Orange Apron has sent an invitation to all 500 names on the list to join service. The invitation offer includes a deep discount on three weeks of service. We observe whether or not each of the 500 consumers accepted the invitation: the value of y is 1 if the person joined the service and the value is 0 otherwise. We use a random sample of 244 persons as the estimation sample (i.e., we estimate the scoring model on this data). The second list of 256 is used to test list scoring and evaluate how successful the target selection was. The 244-person list will henceforth be referred to as the estimation-list, and the 256-person list will be referred to as the holdout-list.
The list data are available on Canvas in the HW2 folder (Customer Scoring Data 2022.xlsx). This exercise closely follows the class notes. You might want to review the class notes and replicate them with the Student Data used in class before attempting the exercise.
1. Use a logistic regression model to predict y (i.e., the decision to join the club) as a function of the available scoring variables (children in HH and hotline variables). Include an intercept term in your model. For now homework, keep all coefficients (i.e., do not eliminate coefficients which seem to be statistically insignificant). Report the parameter estimates of your resulting score function from the logistic regression as well as the p-values of the parameter estimates. What is your assessment of Orange Apron’s hypotheses? For each hotline variable, what effect does a 1-unit increase in the index have on the % increase in the odds of joining the service?
2. Using your estimates compute the score for all individuals in the holdout data. Using the predicted score, compute (for each individual): (a) the predicted response rate and (b) the resulting lift (divide the predicted response rate by the actual average response rate in the estimation-list).
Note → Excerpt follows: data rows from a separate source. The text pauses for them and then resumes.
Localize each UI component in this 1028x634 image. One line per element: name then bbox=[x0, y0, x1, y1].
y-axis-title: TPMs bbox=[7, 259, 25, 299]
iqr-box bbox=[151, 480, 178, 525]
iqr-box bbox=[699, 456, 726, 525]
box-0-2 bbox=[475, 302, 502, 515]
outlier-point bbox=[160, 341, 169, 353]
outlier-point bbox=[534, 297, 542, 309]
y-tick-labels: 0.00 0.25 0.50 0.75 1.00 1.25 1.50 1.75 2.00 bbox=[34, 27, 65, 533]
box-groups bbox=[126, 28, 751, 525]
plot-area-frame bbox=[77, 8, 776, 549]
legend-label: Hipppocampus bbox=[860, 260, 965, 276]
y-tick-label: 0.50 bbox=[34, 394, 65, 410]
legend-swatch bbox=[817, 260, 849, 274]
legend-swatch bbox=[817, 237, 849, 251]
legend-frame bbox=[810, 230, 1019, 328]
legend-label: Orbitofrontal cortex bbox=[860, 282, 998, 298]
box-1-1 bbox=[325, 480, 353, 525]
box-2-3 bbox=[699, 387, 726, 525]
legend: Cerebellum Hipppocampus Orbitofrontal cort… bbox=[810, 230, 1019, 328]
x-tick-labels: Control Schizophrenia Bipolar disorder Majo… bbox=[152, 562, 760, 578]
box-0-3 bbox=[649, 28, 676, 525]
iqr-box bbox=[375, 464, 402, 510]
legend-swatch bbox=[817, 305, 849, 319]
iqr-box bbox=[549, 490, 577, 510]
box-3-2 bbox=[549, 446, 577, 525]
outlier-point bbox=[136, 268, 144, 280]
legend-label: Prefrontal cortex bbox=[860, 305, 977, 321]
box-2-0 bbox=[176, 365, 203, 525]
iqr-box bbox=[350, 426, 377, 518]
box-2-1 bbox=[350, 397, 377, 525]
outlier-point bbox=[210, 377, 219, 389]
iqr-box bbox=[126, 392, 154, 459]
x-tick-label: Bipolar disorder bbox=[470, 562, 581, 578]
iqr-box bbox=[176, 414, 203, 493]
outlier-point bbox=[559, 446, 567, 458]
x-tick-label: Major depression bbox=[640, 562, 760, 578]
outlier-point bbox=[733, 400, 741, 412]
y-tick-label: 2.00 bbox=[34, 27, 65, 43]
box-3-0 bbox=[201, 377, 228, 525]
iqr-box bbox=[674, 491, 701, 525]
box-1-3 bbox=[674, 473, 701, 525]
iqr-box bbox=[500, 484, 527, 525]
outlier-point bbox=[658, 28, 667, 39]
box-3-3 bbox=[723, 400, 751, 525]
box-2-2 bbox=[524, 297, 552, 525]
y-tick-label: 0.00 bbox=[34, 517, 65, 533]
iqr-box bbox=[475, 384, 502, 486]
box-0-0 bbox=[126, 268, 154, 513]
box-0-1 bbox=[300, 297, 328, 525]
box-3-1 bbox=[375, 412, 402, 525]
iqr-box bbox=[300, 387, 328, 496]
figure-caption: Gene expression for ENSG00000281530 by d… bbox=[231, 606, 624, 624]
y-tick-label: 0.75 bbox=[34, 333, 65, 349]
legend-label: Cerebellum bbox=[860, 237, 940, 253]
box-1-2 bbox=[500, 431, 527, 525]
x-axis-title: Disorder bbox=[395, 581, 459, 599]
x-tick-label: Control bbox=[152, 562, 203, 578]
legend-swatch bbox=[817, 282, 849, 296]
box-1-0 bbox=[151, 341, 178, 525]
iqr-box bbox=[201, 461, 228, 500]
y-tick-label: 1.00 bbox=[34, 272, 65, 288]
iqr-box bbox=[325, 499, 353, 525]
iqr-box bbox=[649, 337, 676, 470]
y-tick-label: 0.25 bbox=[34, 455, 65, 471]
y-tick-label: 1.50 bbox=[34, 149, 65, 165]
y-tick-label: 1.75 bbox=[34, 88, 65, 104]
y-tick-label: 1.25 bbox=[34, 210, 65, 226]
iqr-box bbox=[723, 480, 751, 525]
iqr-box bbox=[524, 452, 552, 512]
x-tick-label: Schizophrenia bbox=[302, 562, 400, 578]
For each holdout individual, also compute the marginal effect of a 1 unit change in each of the hotline variables on the response probabilities.
Report the estimated score, response rate, lift, and marginal effects for the holdout id’s Also report the average response rate, lift and marginal effects computed over all 256 holdout individuals.
3. Sort the holdout-list in decreasing order of response probability (or equivalently, lift). Plot the expected and actual sales from sending N solicitations to the N best customers for N=1 to 256. Report the resulting graph. What is your assessment of the model’s predictive performance?
4. The grocery and meal delivery business is notorious for low margins and high customer churn. Orange Apron estimates the average customer lifetime value to be $13.50. Assume a solicitation cost of $3. Based on the marginal cost rule (see class notes) determine the cut-off probability for making offers. Assume the list owner charges a rental cost of $1 per household. What is the improvement in profits from targeting? Report your calculations for determining the cut-off and the % of the holdout list customers that would be targeted. Report the profits from your targeting strategy. How does this compare to soliciting all 256 households?
5. What is your assessment of the monetary value of the demographic information versus the set of three hotline variables (consider other models with all the hotline variables together as a set of information to be compared with the demographic information)?